Monday 20 June 2011

Is the saying 'Chinese whisper' racist?

Yesterday my local paper reported  a story from Bejing where a young toddler had fallen from a building and become wedged behind an airconditioner. And then someone made a funny comment and then it was misunderstood or trolled for response and it was on. Don't you love the internet? Just like the safety of being locked inside the shell of your car where you can yell and shout at all the other idiot drivers who are refusing to give you a perfect run to wherever you're going.

Anyway - it got me thinking about what kicked the whole thing off. There are various terms we use for things that we probably never slow down to really think about. I've grown up knowing the term Chinese whisper - first as a party game where you whisper to the next person and they whisper on down the line and then you reveal the message that has ended up and the message that began - only to fall about laughing because the phrase 'particularly nasty weather' has been tortured through retelling and has ended up 'tickle your arse with a feather'. And then as I got older to realise how the saying came about.

In Australia, the Chinese have been part of our country since they flocked here in the 1850's to join the huge Victorian gold rush. In fact my first boss was Chinese and I remember asking him once when his family arrived - and in his very broad Aussie accent he said, "5 generations ago."

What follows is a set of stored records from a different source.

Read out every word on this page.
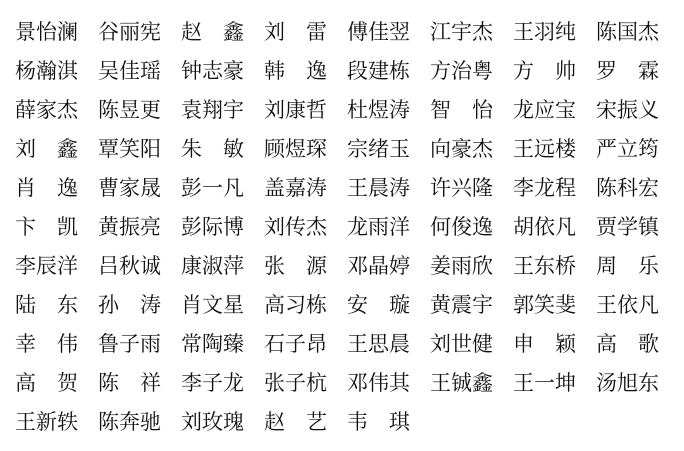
景怡澜 谷丽宪 赵　鑫 刘　雷 傅佳翌 江宇杰 王羽纯 陈国杰
杨瀚淇 吴佳瑶 钟志豪 韩　逸 段建栋 方治粤 方　帅 罗　霖
薛家杰 陈昱更 袁翔宇 刘康哲 杜煜涛 智　怡 龙应宝 宋振义
刘　鑫 覃笑阳 朱　敏 顾煜琛 宗绪玉 向豪杰 王远楼 严立筠
肖　逸 曹家晟 彭一凡 盖嘉涛 王晨涛 许兴隆 李龙程 陈科宏
卞　凯 黄振亮 彭际博 刘传杰 龙雨洋 何俊逸 胡依凡 贾学镇
李辰洋 吕秋诚 康淑萍 张　源 邓晶婷 姜雨欣 王东桥 周　乐
陆　东 孙　涛 肖文星 高习栋 安　璇 黄震宇 郭笑斐 王依凡
幸　伟 鲁子雨 常陶臻 石子昂 王思晨 刘世健 申　颖 高　歌
高　贺 陈　祥 李子龙 张子杭 邓伟其 王铖鑫 王一坤 汤旭东
王新轶 陈奔驰 刘玫瑰 赵　艺 韦　琪
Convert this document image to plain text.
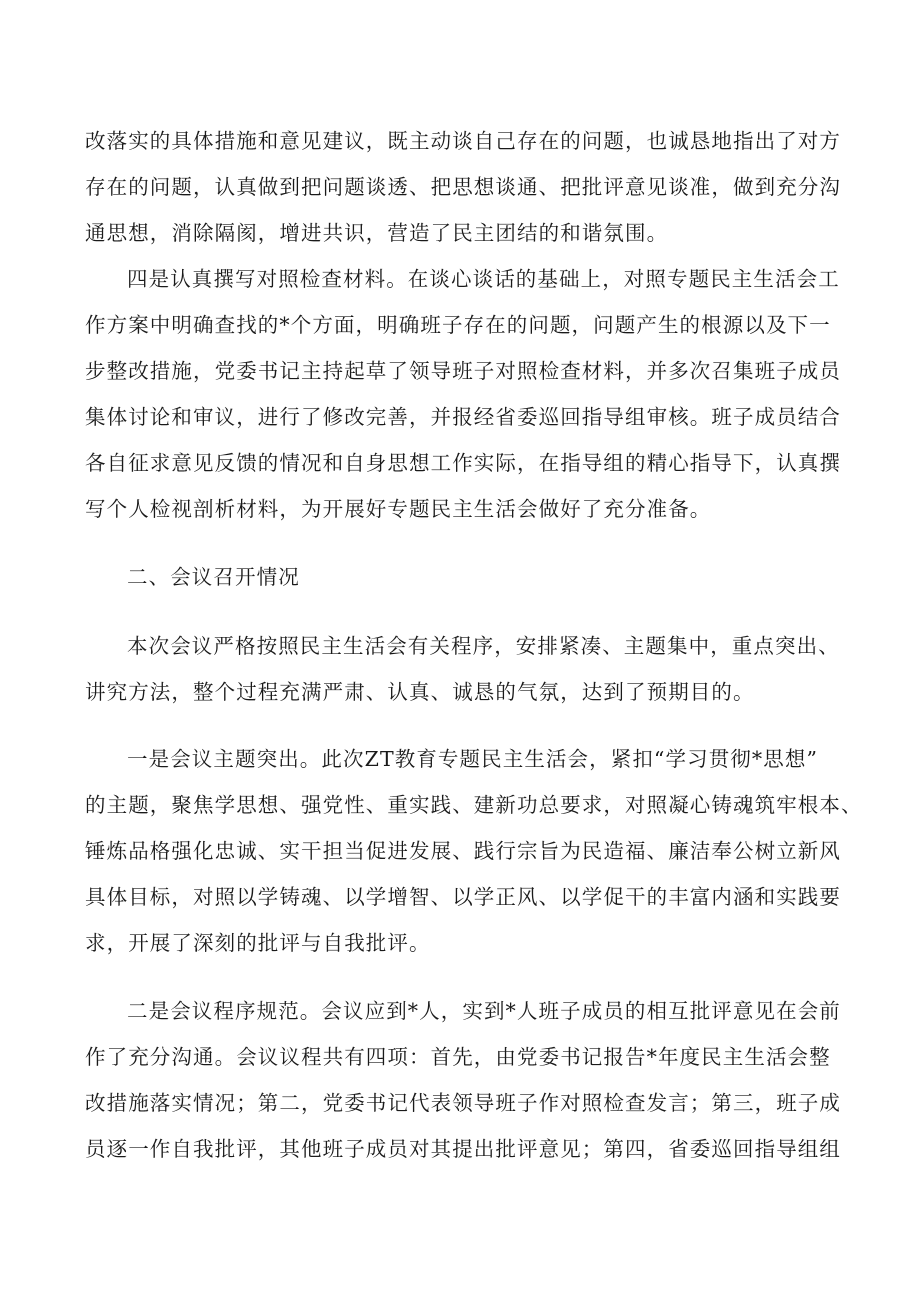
改落实的具体措施和意见建议，既主动谈自己存在的问题，也诚恳地指出了对方
存在的问题，认真做到把问题谈透、把思想谈通、把批评意见谈准，做到充分沟
通思想，消除隔阂，增进共识，营造了民主团结的和谐氛围。
四是认真撰写对照检查材料。在谈心谈话的基础上，对照专题民主生活会工
作方案中明确查找的*个方面，明确班子存在的问题，问题产生的根源以及下一
步整改措施，党委书记主持起草了领导班子对照检查材料，并多次召集班子成员
集体讨论和审议，进行了修改完善，并报经省委巡回指导组审核。班子成员结合
各自征求意见反馈的情况和自身思想工作实际，在指导组的精心指导下，认真撰
写个人检视剖析材料，为开展好专题民主生活会做好了充分准备。
二、会议召开情况
本次会议严格按照民主生活会有关程序，安排紧凑、主题集中，重点突出、
讲究方法，整个过程充满严肃、认真、诚恳的气氛，达到了预期目的。
一是会议主题突出。此次ZT教育专题民主生活会，紧扣“学习贯彻*思想”
的主题，聚焦学思想、强党性、重实践、建新功总要求，对照凝心铸魂筑牢根本、
锤炼品格强化忠诚、实干担当促进发展、践行宗旨为民造福、廉洁奉公树立新风
具体目标，对照以学铸魂、以学增智、以学正风、以学促干的丰富内涵和实践要
求，开展了深刻的批评与自我批评。
二是会议程序规范。会议应到*人，实到*人班子成员的相互批评意见在会前
作了充分沟通。会议议程共有四项：首先，由党委书记报告*年度民主生活会整
改措施落实情况；第二，党委书记代表领导班子作对照检查发言；第三，班子成
员逐一作自我批评，其他班子成员对其提出批评意见；第四，省委巡回指导组组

Now I don't know if the term 'Chinese Whsiper' comes from the gold fields where a message left with a Chinaman who barely spoke English would be passed on as something different, or if the term has come from elsewhere. I know in other countries the practise/game is called 'Telephone" - a far better and less controversial title. But is the term Chinese Whisper racist? Does it infer more than a struggle with language - a comment on intelligence? If so then it's definitely racist, but for me it goes into the politically correct - too hard basket. The readers in the newspaper certainly got stuck in and divided into the 'yes it does' and the 'no it doesn't' camps.

My call is that I don't think it is a term that signals a racist attitude, but it may infer one unwittingly. And for that reason - I'm going to take it out of my vocabulary and start calling that game 'Telephone'. Because the last thing I would ever want to be accused of is being a racist. So from now on when I give information to someone and they get what I say totally arse backwards, I will say it's just like playing telephone...... stupid Indian call centres!